We created a MOOC course, where everything (clicking, attitudes, video viewing, etc.) was logged by a logging system. 100-150 students signed up to this course.
As a result of this research, we got a log file (json). With R i prepared this dataframe:
log_data <- ndjson::stream_in("log-export-20160721_1030.json")
dplyr::glimpse(log_data)
Observations: 1,443,817
 Variables: 22
 $ _id.$oid          <chr> "5707a89dcbbb4d92129ee44c", "5707a89...
 $ data              <int> NA, NA, NA, NA, NA, NA, NA, NA, NA, ...
 $ page              <chr> "http://elearning.szte.hu/mod/szte/f...
 $ pid               <dbl> 1, 2, 3, 4, 5, 6, 7, 8, 9, 10, 1, 2,...
 $ time              <chr> "2016.04.08. 14:48:24.691", "2016.04...
 $ type              <chr> "load", "mousemove", "mousemove", "m...
 $ user              <chr> "3", "3", "3", "3", "3", "3", "3", "...
 $ data.realDistance <dbl> NA, 0.00000, 366.87055, 241.45600, N...
 $ data.x            <dbl> NA, 139, 176, 261, NA, 245, 1905, 21...
 $ data.xDistance    <dbl> NA, 0, 37, 85, NA, 16, NA, 111, NA, ...
 $ data.y            <dbl> NA, 29, 394, 620, NA, 761, 553, 451,...
 $ data.yDistance    <dbl> NA, 0, 365, 226, NA, 141, NA, 310, N...
 $ data.text         <chr> NA, NA, NA, NA, NA, NA, NA, NA, NA, ...

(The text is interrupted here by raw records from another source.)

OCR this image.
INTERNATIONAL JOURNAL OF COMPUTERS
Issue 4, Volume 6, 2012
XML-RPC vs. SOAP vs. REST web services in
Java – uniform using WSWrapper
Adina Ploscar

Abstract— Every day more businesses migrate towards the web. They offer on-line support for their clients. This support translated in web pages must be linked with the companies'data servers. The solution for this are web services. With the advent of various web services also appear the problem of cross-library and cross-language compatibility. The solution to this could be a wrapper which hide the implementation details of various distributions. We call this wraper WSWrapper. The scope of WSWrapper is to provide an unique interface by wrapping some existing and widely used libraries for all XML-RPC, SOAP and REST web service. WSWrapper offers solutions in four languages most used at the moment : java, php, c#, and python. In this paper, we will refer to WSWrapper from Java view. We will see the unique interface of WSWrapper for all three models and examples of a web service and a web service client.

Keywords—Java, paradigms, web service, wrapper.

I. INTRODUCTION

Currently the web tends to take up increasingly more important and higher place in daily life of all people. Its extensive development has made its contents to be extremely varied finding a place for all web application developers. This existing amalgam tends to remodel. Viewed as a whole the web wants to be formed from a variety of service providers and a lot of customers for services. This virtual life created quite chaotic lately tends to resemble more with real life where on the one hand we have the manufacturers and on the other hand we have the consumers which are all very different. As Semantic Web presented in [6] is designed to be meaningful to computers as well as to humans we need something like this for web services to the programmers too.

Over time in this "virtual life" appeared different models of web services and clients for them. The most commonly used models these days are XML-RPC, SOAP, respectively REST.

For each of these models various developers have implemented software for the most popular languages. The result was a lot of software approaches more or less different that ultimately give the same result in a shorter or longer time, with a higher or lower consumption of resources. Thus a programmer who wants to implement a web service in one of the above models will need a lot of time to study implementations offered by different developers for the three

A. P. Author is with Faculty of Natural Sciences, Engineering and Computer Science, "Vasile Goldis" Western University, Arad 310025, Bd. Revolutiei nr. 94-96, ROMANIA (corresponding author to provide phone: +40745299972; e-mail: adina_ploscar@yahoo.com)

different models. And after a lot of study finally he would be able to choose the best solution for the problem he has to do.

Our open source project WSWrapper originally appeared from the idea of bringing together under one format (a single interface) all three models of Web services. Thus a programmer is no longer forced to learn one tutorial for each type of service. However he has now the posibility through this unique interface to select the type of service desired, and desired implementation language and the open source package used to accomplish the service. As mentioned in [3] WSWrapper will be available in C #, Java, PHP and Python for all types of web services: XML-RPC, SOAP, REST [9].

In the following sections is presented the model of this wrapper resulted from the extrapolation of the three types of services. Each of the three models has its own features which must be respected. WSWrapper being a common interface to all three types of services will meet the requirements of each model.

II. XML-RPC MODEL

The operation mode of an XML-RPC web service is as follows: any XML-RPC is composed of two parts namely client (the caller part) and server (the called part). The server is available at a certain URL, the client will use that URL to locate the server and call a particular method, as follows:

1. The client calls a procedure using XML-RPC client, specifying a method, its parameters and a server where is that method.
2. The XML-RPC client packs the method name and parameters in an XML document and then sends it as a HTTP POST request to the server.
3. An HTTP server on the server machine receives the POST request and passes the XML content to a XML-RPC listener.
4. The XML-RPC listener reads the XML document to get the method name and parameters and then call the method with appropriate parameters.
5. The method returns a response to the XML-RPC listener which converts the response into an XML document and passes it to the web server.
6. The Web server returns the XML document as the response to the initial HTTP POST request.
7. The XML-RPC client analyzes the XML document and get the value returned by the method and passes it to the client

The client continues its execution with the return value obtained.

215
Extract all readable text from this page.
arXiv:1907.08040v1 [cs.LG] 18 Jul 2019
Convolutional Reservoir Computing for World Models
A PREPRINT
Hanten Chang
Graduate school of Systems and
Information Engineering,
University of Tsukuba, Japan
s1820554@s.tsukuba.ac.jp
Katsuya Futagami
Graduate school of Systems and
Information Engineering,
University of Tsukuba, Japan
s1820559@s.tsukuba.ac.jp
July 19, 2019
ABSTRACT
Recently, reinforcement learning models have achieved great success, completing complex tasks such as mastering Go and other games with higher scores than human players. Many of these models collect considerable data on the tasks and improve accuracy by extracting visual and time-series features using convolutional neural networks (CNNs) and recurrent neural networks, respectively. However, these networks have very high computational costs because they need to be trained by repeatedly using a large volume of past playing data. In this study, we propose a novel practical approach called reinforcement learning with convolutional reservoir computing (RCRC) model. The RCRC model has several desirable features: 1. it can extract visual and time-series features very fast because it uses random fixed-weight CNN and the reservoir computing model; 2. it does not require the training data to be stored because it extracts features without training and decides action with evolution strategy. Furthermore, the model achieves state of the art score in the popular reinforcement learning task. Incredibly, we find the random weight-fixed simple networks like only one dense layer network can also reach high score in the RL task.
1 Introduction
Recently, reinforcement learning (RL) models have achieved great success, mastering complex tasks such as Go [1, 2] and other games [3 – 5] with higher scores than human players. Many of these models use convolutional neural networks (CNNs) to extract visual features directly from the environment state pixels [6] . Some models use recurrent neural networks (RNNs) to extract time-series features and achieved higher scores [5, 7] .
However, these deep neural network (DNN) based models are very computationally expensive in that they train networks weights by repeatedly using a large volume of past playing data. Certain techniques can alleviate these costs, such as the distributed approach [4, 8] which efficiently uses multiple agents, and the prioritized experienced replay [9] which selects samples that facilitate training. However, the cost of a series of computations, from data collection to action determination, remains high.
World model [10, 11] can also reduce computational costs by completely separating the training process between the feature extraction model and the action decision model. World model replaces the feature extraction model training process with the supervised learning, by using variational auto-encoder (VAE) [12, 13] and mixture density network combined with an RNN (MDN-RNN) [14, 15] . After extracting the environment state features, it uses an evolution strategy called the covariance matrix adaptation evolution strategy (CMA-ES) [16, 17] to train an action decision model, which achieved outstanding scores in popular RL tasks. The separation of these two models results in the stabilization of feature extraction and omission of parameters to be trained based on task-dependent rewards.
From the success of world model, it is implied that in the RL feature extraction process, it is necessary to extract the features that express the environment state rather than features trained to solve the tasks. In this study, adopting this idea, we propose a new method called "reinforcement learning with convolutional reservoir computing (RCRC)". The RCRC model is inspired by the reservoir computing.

 $ data.top          <dbl> NA, NA, NA, NA, NA, NA, NA, NA, NA, ...
 $ data.target       <chr> NA, NA, NA, NA, NA, NA, NA, NA, NA, ...
 $ data.filename     <chr> NA, NA, NA, NA, NA, NA, NA, NA, NA, ...
 $ data.length       <dbl> NA, NA, NA, NA, NA, NA, NA, NA, NA, ...
 $ data.actualTime   <dbl> NA, NA, NA, NA, NA, NA, NA, NA, NA, ...
 $ data.src          <chr> NA, NA, NA, NA, NA, NA, NA, NA, NA, ...
 $ data.totalTime    <dbl> NA, NA, NA, NA, NA, NA, NA, NA, NA, ...
 $ data.videoId      <chr> NA, NA, NA, NA, NA, NA, NA, NA, NA, ...
 $ data.seekTime     <dbl> NA, NA, NA, NA, NA, NA, NA, NA, NA, ...
My questions are:
How can I count the number of logs by users?
- Example: User 352 made 1000 log, but User 152 made 2 just log.
How can I group, split or separate the data table by user?